Modern Torrontes bears a remarkable resemblance to Gewurztraminer or Chenin Blanc on the nose; rich and perfumed.  In the mouth, however, it is dry but not tart, and nearly full-bodied with gobs of pleasant fruit undertones. Think cantaloupe and ripe pear.
This is great with cheeses/pâtés or swordfish.

Elvio Tintero, Moscato d’Asti – Italy ($16.00-ish)
Whenever I pour this at a wine tasting, I just love watching people’s reactions. At first they’re skeptical, “Is it sweet?” they ask. But after one sip, a broad smile appears, and a low “Mmmm” escapes their lips. Nectar.
This is made in the north west Italian town of Asti from the Muscat grape. There they stop the fermentation before all of the sugars are converted to alcohol by dropping the temperature. They then bottle the juice, and as the temperature rises back, the fermentation recommences and stops only after all of the oxygen in the bottle is consumed and converted to carbon dioxide, giving this a beautiful fizz. And, low in alcohol, too!
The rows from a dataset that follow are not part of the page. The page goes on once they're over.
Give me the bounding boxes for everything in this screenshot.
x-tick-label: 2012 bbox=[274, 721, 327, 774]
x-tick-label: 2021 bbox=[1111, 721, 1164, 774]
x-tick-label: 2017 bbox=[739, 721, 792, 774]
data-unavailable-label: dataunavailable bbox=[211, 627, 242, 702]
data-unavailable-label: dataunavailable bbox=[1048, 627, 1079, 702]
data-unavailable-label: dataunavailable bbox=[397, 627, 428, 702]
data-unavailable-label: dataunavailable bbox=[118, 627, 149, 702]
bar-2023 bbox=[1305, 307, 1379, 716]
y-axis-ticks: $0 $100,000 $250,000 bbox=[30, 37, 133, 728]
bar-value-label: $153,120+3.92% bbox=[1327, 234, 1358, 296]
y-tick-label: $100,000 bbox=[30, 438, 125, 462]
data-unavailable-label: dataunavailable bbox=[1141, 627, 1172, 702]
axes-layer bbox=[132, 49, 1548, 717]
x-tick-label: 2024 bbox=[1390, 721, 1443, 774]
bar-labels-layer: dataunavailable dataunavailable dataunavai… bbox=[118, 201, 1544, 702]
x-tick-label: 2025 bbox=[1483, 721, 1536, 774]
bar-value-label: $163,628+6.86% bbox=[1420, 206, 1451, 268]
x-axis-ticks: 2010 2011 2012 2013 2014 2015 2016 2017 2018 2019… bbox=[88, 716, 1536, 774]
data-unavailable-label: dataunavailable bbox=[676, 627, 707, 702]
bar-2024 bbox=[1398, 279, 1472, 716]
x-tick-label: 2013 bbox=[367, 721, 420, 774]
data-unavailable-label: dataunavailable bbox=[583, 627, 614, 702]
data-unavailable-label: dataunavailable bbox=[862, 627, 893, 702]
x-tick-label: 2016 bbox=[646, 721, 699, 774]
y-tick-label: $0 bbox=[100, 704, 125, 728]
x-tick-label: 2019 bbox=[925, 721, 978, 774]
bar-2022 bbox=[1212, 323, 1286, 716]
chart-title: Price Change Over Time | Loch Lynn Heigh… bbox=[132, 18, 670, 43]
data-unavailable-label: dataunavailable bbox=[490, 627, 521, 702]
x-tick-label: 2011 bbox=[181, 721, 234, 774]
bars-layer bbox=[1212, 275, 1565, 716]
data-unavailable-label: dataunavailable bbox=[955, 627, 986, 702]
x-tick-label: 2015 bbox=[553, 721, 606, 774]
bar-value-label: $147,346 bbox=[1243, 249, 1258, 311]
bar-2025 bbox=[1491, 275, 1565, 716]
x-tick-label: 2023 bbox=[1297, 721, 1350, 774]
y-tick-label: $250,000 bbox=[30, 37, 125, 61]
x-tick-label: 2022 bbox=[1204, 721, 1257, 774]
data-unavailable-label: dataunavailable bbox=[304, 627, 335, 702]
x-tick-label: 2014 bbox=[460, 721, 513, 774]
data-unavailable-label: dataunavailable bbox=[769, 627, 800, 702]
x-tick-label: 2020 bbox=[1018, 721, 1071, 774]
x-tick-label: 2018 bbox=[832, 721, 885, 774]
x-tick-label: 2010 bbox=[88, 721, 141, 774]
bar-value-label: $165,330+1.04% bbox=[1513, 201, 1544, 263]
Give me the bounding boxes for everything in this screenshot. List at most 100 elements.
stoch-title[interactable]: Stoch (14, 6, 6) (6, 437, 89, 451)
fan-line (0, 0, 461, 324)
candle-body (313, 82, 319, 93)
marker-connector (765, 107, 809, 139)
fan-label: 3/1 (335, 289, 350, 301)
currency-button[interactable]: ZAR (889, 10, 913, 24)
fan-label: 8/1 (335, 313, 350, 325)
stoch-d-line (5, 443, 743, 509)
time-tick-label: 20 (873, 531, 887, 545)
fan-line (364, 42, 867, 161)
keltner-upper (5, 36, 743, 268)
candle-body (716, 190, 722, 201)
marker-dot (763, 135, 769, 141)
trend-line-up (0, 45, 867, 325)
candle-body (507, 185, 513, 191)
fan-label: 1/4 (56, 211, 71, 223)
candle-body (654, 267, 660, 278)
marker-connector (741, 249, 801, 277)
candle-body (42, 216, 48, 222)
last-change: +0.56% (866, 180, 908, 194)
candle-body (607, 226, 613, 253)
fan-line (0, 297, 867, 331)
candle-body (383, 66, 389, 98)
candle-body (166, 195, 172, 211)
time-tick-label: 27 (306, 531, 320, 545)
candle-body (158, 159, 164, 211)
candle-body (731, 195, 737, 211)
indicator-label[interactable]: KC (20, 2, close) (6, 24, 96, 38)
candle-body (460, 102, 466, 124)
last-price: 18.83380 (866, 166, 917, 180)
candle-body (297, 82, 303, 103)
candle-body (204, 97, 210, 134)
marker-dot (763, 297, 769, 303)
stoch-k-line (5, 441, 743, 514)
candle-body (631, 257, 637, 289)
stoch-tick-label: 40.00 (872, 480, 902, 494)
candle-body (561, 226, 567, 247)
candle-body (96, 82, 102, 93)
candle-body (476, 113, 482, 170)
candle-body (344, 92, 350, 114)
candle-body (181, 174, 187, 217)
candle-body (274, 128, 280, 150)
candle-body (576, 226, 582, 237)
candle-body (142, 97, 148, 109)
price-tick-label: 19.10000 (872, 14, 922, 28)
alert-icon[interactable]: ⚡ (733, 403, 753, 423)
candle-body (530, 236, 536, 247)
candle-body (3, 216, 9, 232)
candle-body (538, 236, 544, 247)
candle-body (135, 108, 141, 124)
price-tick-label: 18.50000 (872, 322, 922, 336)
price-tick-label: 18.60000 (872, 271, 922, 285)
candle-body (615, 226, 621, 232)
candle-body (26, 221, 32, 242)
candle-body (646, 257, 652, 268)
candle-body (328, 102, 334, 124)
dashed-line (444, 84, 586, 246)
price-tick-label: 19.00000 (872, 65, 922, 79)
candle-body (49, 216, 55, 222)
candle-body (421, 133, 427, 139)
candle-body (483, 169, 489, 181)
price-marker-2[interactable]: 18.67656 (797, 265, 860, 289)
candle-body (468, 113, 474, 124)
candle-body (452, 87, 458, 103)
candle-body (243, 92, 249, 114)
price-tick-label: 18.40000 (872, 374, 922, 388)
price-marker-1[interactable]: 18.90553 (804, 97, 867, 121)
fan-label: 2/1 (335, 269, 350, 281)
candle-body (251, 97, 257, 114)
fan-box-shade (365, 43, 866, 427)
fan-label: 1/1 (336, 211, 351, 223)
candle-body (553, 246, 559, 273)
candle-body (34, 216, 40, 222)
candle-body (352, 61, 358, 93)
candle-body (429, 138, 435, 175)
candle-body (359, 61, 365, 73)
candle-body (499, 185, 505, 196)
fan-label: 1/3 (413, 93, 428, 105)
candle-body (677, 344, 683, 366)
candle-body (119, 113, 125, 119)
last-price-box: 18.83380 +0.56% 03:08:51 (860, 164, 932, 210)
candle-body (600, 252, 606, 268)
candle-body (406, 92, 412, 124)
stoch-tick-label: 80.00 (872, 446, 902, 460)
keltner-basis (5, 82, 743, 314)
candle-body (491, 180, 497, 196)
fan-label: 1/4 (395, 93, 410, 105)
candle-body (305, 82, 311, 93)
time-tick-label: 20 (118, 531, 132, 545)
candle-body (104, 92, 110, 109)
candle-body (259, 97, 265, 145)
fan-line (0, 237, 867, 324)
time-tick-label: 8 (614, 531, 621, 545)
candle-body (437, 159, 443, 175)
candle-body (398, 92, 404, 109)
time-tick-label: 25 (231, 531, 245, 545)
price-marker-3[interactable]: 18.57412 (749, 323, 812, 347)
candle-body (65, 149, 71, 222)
Buy two bottles.

Domaine la Tour Vieille, Banyuls – France ($28.00-ish)

You don’t see a lot of this dessert wine, but it is available in both Maine and NH, and is worth seeking out, because it is “The World’s Best Chocolate Wine.” It is from the seaside town of Collioure where old vine Grenache vineyards on beautifully engineered terraces drop down hillsides into the Mediterranean Sea. The Grenache grapes are harvested well into October when they have reached a dizzying ripeness. They undergo a brief fermentation that is halted by the addition of local brandy in order to retain residual sugars. The wine is then placed in clear glass vessels, and put out into the Mediterranean sun to complete its transformation. Unlike any other red you have ever tasted. It’s as good with a milk chocolate as it is with a dark, semi-sweet. Yum.

According to the children around my Kennebunk home, I am a wine cellar. I’ve worked in and around the wine industry for 15 years now, and have had the good fortune of visiting many great wine regions in both the U.S.A. and Europe. I have worked for Ed and Judi Mansing’s R.P. Imports in both New Hampshire and Maine for the past 7 years, focusing on small production, artisanal wineries.